Review: Elephant

2014-10-17 20.26.46

Friday Night in all its glory renders Brixton Village virtually unrecognisable these days. Queues run alongside daytime-only wig shops and grocery stores, music beats heavily, and giddy laughter echoes everywhere; it is quite a phenomenon. I am introducing it to my friend’s chilli-intolerant City-boy friend. He’s never been to Brixton in general, and I needed dining partners, so the two kindly trundle south to meet me after work, under the promise I’ve made that where we’re going will be rather delicious, his inability to eat spicy food decidedly ignored.

I had not been to Elephant before, shocking as that may be to you, dear readers. The general response from Brixtonites when I tell them this is “ohmygodhowhaveyounotbeenyet?” said with the faintest hint of wistfulness. The answer is I just haven’t had the chance. There are a lot of eating options around town these days, and I cook a huge amount, so visiting one of the main fixtures of the new faces of Brixton just hasn’t been a priority.

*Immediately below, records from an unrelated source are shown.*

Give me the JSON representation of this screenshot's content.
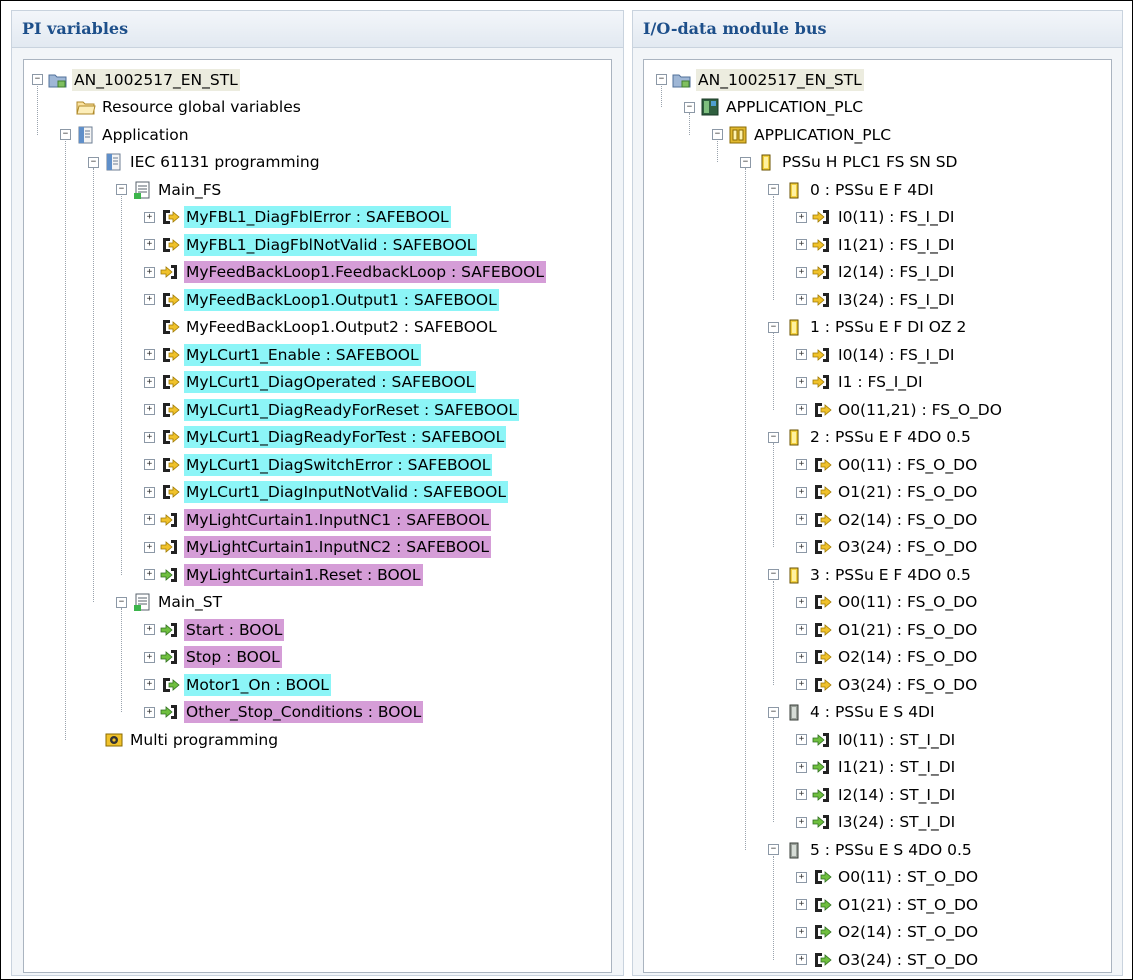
{
  "left_panel": {
    "title": "PI variables",
    "nodes": [
      {
        "label": "AN_1002517_EN_STL",
        "icon": "project-folder-icon",
        "toggle": "minus",
        "indent": 0,
        "hl": "sel"
      },
      {
        "label": "Resource global variables",
        "icon": "folder-icon",
        "toggle": "none",
        "indent": 1
      },
      {
        "label": "Application",
        "icon": "application-icon",
        "toggle": "minus",
        "indent": 1
      },
      {
        "label": "IEC 61131 programming",
        "icon": "application-icon",
        "toggle": "minus",
        "indent": 2
      },
      {
        "label": "Main_FS",
        "icon": "program-icon",
        "toggle": "minus",
        "indent": 3
      },
      {
        "label": "MyFBL1_DiagFblError : SAFEBOOL",
        "icon": "output-icon",
        "toggle": "plus",
        "indent": 4,
        "hl": "cyan"
      },
      {
        "label": "MyFBL1_DiagFblNotValid : SAFEBOOL",
        "icon": "output-icon",
        "toggle": "plus",
        "indent": 4,
        "hl": "cyan"
      },
      {
        "label": "MyFeedBackLoop1.FeedbackLoop : SAFEBOOL",
        "icon": "safe-input-icon",
        "toggle": "plus",
        "indent": 4,
        "hl": "magenta"
      },
      {
        "label": "MyFeedBackLoop1.Output1 : SAFEBOOL",
        "icon": "output-icon",
        "toggle": "plus",
        "indent": 4,
        "hl": "cyan"
      },
      {
        "label": "MyFeedBackLoop1.Output2 : SAFEBOOL",
        "icon": "output-icon",
        "toggle": "none",
        "indent": 4
      },
      {
        "label": "MyLCurt1_Enable : SAFEBOOL",
        "icon": "output-icon",
        "toggle": "plus",
        "indent": 4,
        "hl": "cyan"
      },
      {
        "label": "MyLCurt1_DiagOperated : SAFEBOOL",
        "icon": "output-icon",
        "toggle": "plus",
        "indent": 4,
        "hl": "cyan"
      },
      {
        "label": "MyLCurt1_DiagReadyForReset : SAFEBOOL",
        "icon": "output-icon",
        "toggle": "plus",
        "indent": 4,
        "hl": "cyan"
      },
      {
        "label": "MyLCurt1_DiagReadyForTest : SAFEBOOL",
        "icon": "output-icon",
        "toggle": "plus",
        "indent": 4,
        "hl": "cyan"
      },
      {
        "label": "MyLCurt1_DiagSwitchError : SAFEBOOL",
        "icon": "output-icon",
        "toggle": "plus",
        "indent": 4,
        "hl": "cyan"
      },
      {
        "label": "MyLCurt1_DiagInputNotValid : SAFEBOOL",
        "icon": "output-icon",
        "toggle": "plus",
        "indent": 4,
        "hl": "cyan"
      },
      {
        "label": "MyLightCurtain1.InputNC1 : SAFEBOOL",
        "icon": "safe-input-icon",
        "toggle": "plus",
        "indent": 4,
        "hl": "magenta"
      },
      {
        "label": "MyLightCurtain1.InputNC2 : SAFEBOOL",
        "icon": "safe-input-icon",
        "toggle": "plus",
        "indent": 4,
        "hl": "magenta"
      },
      {
        "label": "MyLightCurtain1.Reset : BOOL",
        "icon": "std-input-icon",
        "toggle": "plus",
        "indent": 4,
        "hl": "magenta"
      },
      {
        "label": "Main_ST",
        "icon": "program-icon",
        "toggle": "minus",
        "indent": 3
      },
      {
        "label": "Start : BOOL",
        "icon": "std-input-icon",
        "toggle": "plus",
        "indent": 4,
        "hl": "magenta"
      },
      {
        "label": "Stop : BOOL",
        "icon": "std-input-icon",
        "toggle": "plus",
        "indent": 4,
        "hl": "magenta"
      },
      {
        "label": "Motor1_On : BOOL",
        "icon": "std-output-icon",
        "toggle": "plus",
        "indent": 4,
        "hl": "cyan"
      },
      {
        "label": "Other_Stop_Conditions : BOOL",
        "icon": "std-input-icon",
        "toggle": "plus",
        "indent": 4,
        "hl": "magenta"
      },
      {
        "label": "Multi programming",
        "icon": "multi-programming-icon",
        "toggle": "none",
        "indent": 2
      }
    ]
  },
  "right_panel": {
    "title": "I/O-data module bus",
    "nodes": [
      {
        "label": "AN_1002517_EN_STL",
        "icon": "project-folder-icon",
        "toggle": "minus",
        "indent": 0,
        "hl": "sel"
      },
      {
        "label": "APPLICATION_PLC",
        "icon": "plc-icon",
        "toggle": "minus",
        "indent": 1
      },
      {
        "label": "APPLICATION_PLC",
        "icon": "module-head-icon",
        "toggle": "minus",
        "indent": 2
      },
      {
        "label": "PSSu H PLC1 FS SN SD",
        "icon": "module-yellow-icon",
        "toggle": "minus",
        "indent": 3
      },
      {
        "label": "0 : PSSu E F 4DI",
        "icon": "module-yellow-icon",
        "toggle": "minus",
        "indent": 4
      },
      {
        "label": "I0(11) : FS_I_DI",
        "icon": "safe-input-icon",
        "toggle": "plus",
        "indent": 5
      },
      {
        "label": "I1(21) : FS_I_DI",
        "icon": "safe-input-icon",
        "toggle": "plus",
        "indent": 5
      },
      {
        "label": "I2(14) : FS_I_DI",
        "icon": "safe-input-icon",
        "toggle": "plus",
        "indent": 5
      },
      {
        "label": "I3(24) : FS_I_DI",
        "icon": "safe-input-icon",
        "toggle": "plus",
        "indent": 5
      },
      {
        "label": "1 : PSSu E F DI OZ 2",
        "icon": "module-yellow-icon",
        "toggle": "minus",
        "indent": 4
      },
      {
        "label": "I0(14) : FS_I_DI",
        "icon": "safe-input-icon",
        "toggle": "plus",
        "indent": 5
      },
      {
        "label": "I1 : FS_I_DI",
        "icon": "safe-input-icon",
        "toggle": "plus",
        "indent": 5
      },
      {
        "label": "O0(11,21) : FS_O_DO",
        "icon": "output-icon",
        "toggle": "plus",
        "indent": 5
      },
      {
        "label": "2 : PSSu E F 4DO 0.5",
        "icon": "module-yellow-icon",
        "toggle": "minus",
        "indent": 4
      },
      {
        "label": "O0(11) : FS_O_DO",
        "icon": "output-icon",
        "toggle": "plus",
        "indent": 5
      },
      {
        "label": "O1(21) : FS_O_DO",
        "icon": "output-icon",
        "toggle": "plus",
        "indent": 5
      },
      {
        "label": "O2(14) : FS_O_DO",
        "icon": "output-icon",
        "toggle": "plus",
        "indent": 5
      },
      {
        "label": "O3(24) : FS_O_DO",
        "icon": "output-icon",
        "toggle": "plus",
        "indent": 5
      },
      {
        "label": "3 : PSSu E F 4DO 0.5",
        "icon": "module-yellow-icon",
        "toggle": "minus",
        "indent": 4
      },
      {
        "label": "O0(11) : FS_O_DO",
        "icon": "output-icon",
        "toggle": "plus",
        "indent": 5
      },
      {
        "label": "O1(21) : FS_O_DO",
        "icon": "output-icon",
        "toggle": "plus",
        "indent": 5
      },
      {
        "label": "O2(14) : FS_O_DO",
        "icon": "output-icon",
        "toggle": "plus",
        "indent": 5
      },
      {
        "label": "O3(24) : FS_O_DO",
        "icon": "output-icon",
        "toggle": "plus",
        "indent": 5
      },
      {
        "label": "4 : PSSu E S 4DI",
        "icon": "module-gray-icon",
        "toggle": "minus",
        "indent": 4
      },
      {
        "label": "I0(11) : ST_I_DI",
        "icon": "std-input-icon",
        "toggle": "plus",
        "indent": 5
      },
      {
        "label": "I1(21) : ST_I_DI",
        "icon": "std-input-icon",
        "toggle": "plus",
        "indent": 5
      },
      {
        "label": "I2(14) : ST_I_DI",
        "icon": "std-input-icon",
        "toggle": "plus",
        "indent": 5
      },
      {
        "label": "I3(24) : ST_I_DI",
        "icon": "std-input-icon",
        "toggle": "plus",
        "indent": 5
      },
      {
        "label": "5 : PSSu E S 4DO 0.5",
        "icon": "module-gray-icon",
        "toggle": "minus",
        "indent": 4
      },
      {
        "label": "O0(11) : ST_O_DO",
        "icon": "std-output-icon",
        "toggle": "plus",
        "indent": 5
      },
      {
        "label": "O1(21) : ST_O_DO",
        "icon": "std-output-icon",
        "toggle": "plus",
        "indent": 5
      },
      {
        "label": "O2(14) : ST_O_DO",
        "icon": "std-output-icon",
        "toggle": "plus",
        "indent": 5
      },
      {
        "label": "O3(24) : ST_O_DO",
        "icon": "std-output-icon",
        "toggle": "plus",
        "indent": 5
      }
    ]
  },
  "colors": {
    "cyan_highlight": "#8cf5f7",
    "magenta_highlight": "#d59dd7",
    "header_text": "#1d4f8a"
  }
}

But it really should have been. The restaurant has a simple frontage, a tiny kitchen and fantastic wallpaper, with tables that flank two sides of 3rd Avenue; the menu is a simple offering of Pakistani street food: samosas, pakoras, curries and thalis. We were warmly welcomed, nabbed a table and prepared ourselves to start eating (and in City-boy’s case, sweating). We order vegetarian and lamb samosas to start, and one of each of the thalis for mains: chicken, keema lamb and vegetarian. There’s no liquor licence, so along with it came some marvellously spicy masala chai and a perfect mango lassi (it is also BYOB).

A thali, for those of you who do not know, is essentially a meal made up of a few dishes. Elephant’s come with a curry of your choice, fabulously garlicky daal, expertly cooked basmati rice, wedges of naan, any heat balanced out with cool raita, and fresh cucumber, onion and tomato salad. It is fully fledged, stuff-your-face eating, in the most welcome of senses.

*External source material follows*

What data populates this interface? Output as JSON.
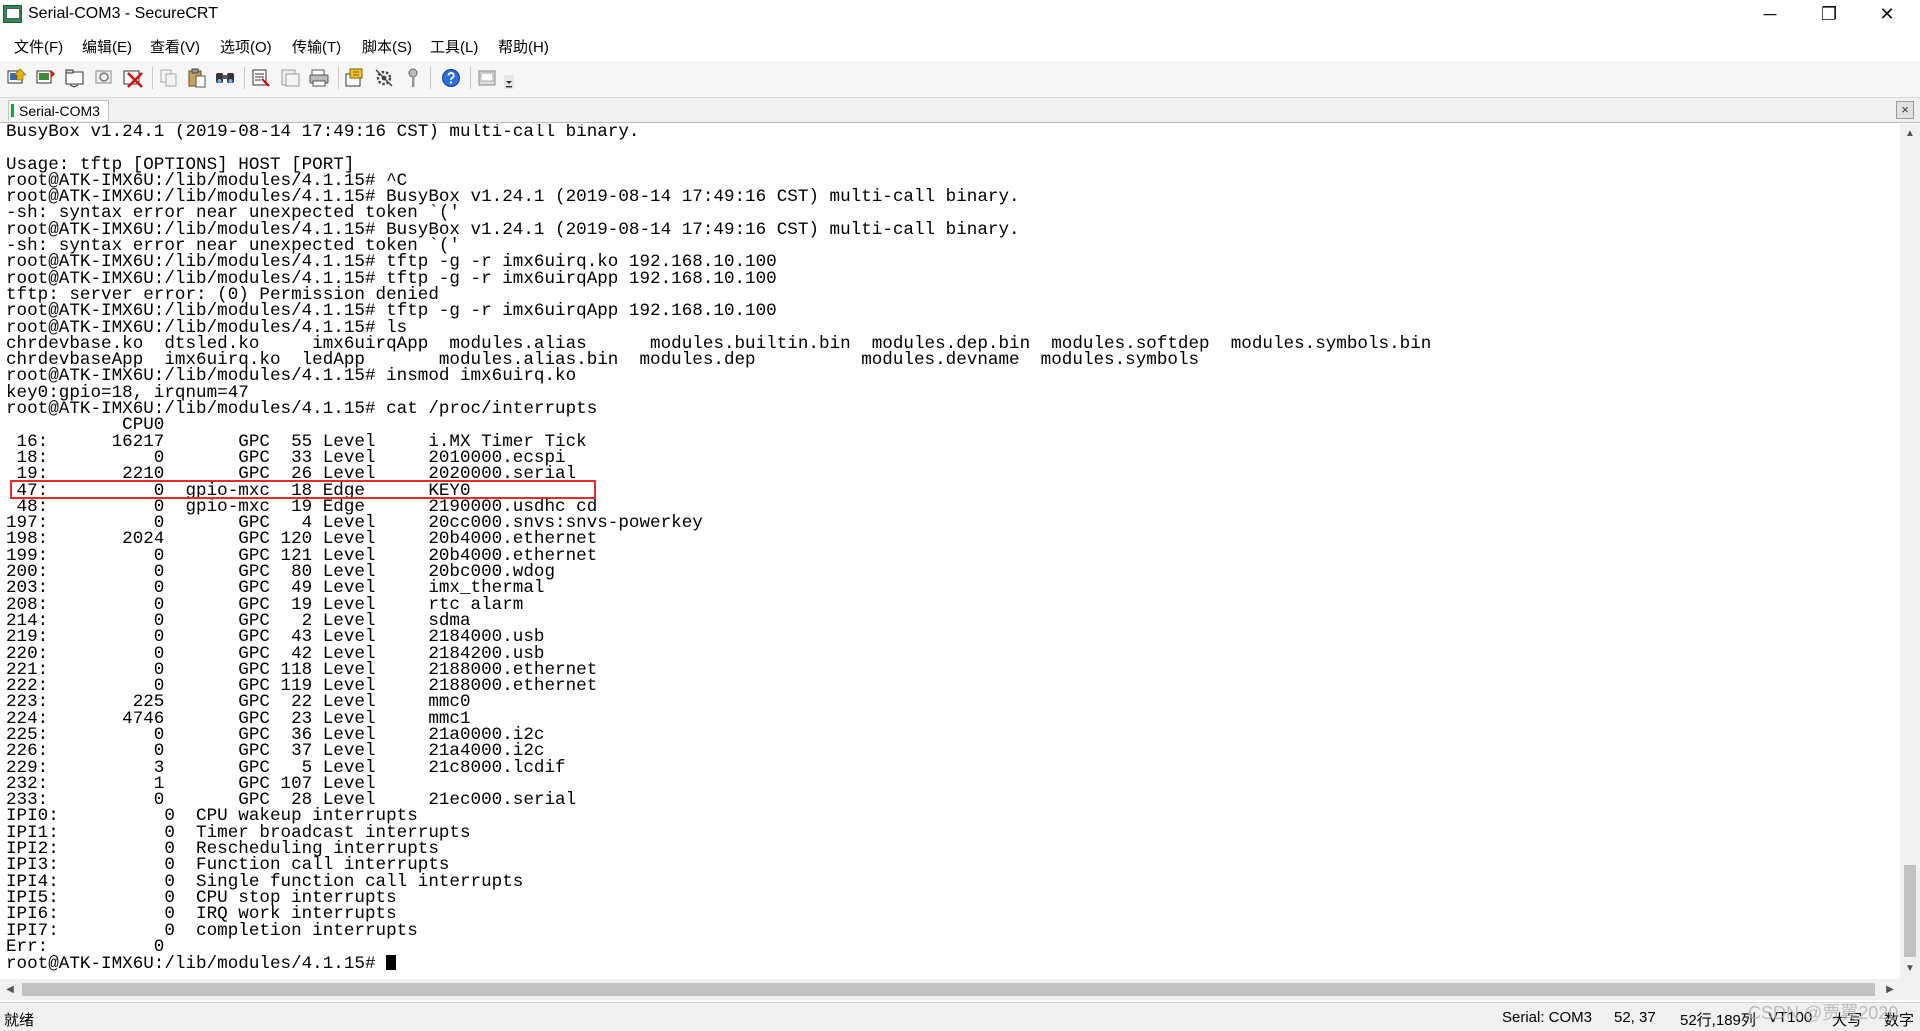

2014-10-17 20.05.31A departure from their crispy filo dough counterparts, Elephant’s pillowy samosas were lightly crunchy on the outside and full of flavour inside. Finely minced lamb had the slightest tickling of heat, was meaty and moreish. The vegetarian was a little less exciting with its filling of potato and sweet corn, though the accompanying raita and cucumber, red onion and tomato salads were easy bedfellows for both. This was boding well for what was to come.

Each of the thalis was tasty in its own way: in one, the chicken breast, cooked in a deeply spiced curry sauce, happily relented under the weight of our forks. Another offered richly seasoned and sauce-free minced lamb with peas, the taste hugely satisfying. The vegetarian cauliflower and onion thali was perfectly cooked. Both vegetables retained the best parts of their flavour and combined together brilliantly; it was the best of the three.

The food arrived quickly as Brixton Village continued to fill up with people. The queues outside the wig shop migrated to outside of Elephant and even though we’d just paid our bill, we were asked to leave so they could seat other diners. A partly reasonable request considering how busy it was, but part of me also thinks that this nighttime version of the Village is becoming more conducive to a conveyor belt style form of feeding people. Regardless, it is finally clear to me why people speak of it with such longing in their eyes. Go eat at Elephant if you’ve not been before. You won’t regret it, just don’t expect to linger.